# Intel or Gigabyte?



## ubunturocks (Dec 3, 2011)

Hello friends,

I am planning to buy a USB 3.0 motherboard for 2nd generation i5 processor. 

But i am confused between Intel original (DH67BL) and Gigabyte (H61, H67). 
One of the reason is Intel MoBo is readily available in my area (Thane) and Gigabyte will be arranged by vendor (...means delay).

But other reason is the guy who is going to assemble my PC said he had been selling gigabyte for years and results are good. He doesn't know about Intel as he hasn't sold it and also there is no Intel service center in Mumbai.

What should i do? Go for Intel or wait for Gigabyte till it is arranged?
Also how much is the price difference between two MoBo's?


----------



## Tenida (Dec 3, 2011)

I will suggest you to go for Intel DH67CL@5k First of all its full-Atx board, has 2x USB 3.0 ports,3 x sata6gbps and many more.
Check this Intel® Desktop Board DH67CL


----------



## d6bmg (Dec 3, 2011)

@OP: for h67 based motherboard, you shouldn't look beyond Intel DH67CL. You will get almost every option in that board.


----------



## ubunturocks (Dec 3, 2011)

I am going to use my existing cabinet and form factor of my old MoBo is micro ATX..so i will have to go for DH67BL....right?

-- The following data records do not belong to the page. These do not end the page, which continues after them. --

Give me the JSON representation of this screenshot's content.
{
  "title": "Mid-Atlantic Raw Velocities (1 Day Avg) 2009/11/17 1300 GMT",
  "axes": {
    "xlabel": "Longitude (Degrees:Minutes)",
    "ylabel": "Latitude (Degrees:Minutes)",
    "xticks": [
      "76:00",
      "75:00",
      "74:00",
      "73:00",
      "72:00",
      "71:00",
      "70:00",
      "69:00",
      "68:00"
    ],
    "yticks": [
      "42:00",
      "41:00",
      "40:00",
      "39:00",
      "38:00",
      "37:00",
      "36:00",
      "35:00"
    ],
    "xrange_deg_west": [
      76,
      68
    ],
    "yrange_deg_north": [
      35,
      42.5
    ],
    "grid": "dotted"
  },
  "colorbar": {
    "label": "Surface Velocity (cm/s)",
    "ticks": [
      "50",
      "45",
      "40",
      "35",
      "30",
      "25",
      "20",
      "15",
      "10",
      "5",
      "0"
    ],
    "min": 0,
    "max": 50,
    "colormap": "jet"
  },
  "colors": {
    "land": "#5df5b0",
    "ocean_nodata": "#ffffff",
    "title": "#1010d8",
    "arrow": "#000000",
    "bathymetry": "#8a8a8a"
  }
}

And what about performance of Intel & Gigabyte?


----------



## Nipun (Dec 3, 2011)

^Which cabinet are you using? Are you sure it cannot accommodate ATX? Coz some cabinets can have both, m-ATX & ATX.


----------



## ubunturocks (Dec 3, 2011)

actual my last pc was HP one, so i cant tell u cabinet's name...


----------



## ithehappy (Dec 3, 2011)

Whatever but not ASUS.


----------



## ico (Dec 3, 2011)

ithehappy said:


> Whatever but not ASUS.


why?


----------



## Tenida (Dec 3, 2011)

^^Its because of Rashi Peripheral


----------



## ico (Dec 3, 2011)

Tenida said:


> ^^Its because of Rashi Peripheral


So mention that too. 

Their boards are solid though.


----------



## topgear (Dec 4, 2011)

^^ rock solid - heart touching 

for a non ocable mobo based on chipset like H67/H61 op can go with MSI, Intel, Asus, Gigabyte, Asrock or Biostar - just make sure the mobo has all the necessary number of ports and slots for future needs.


----------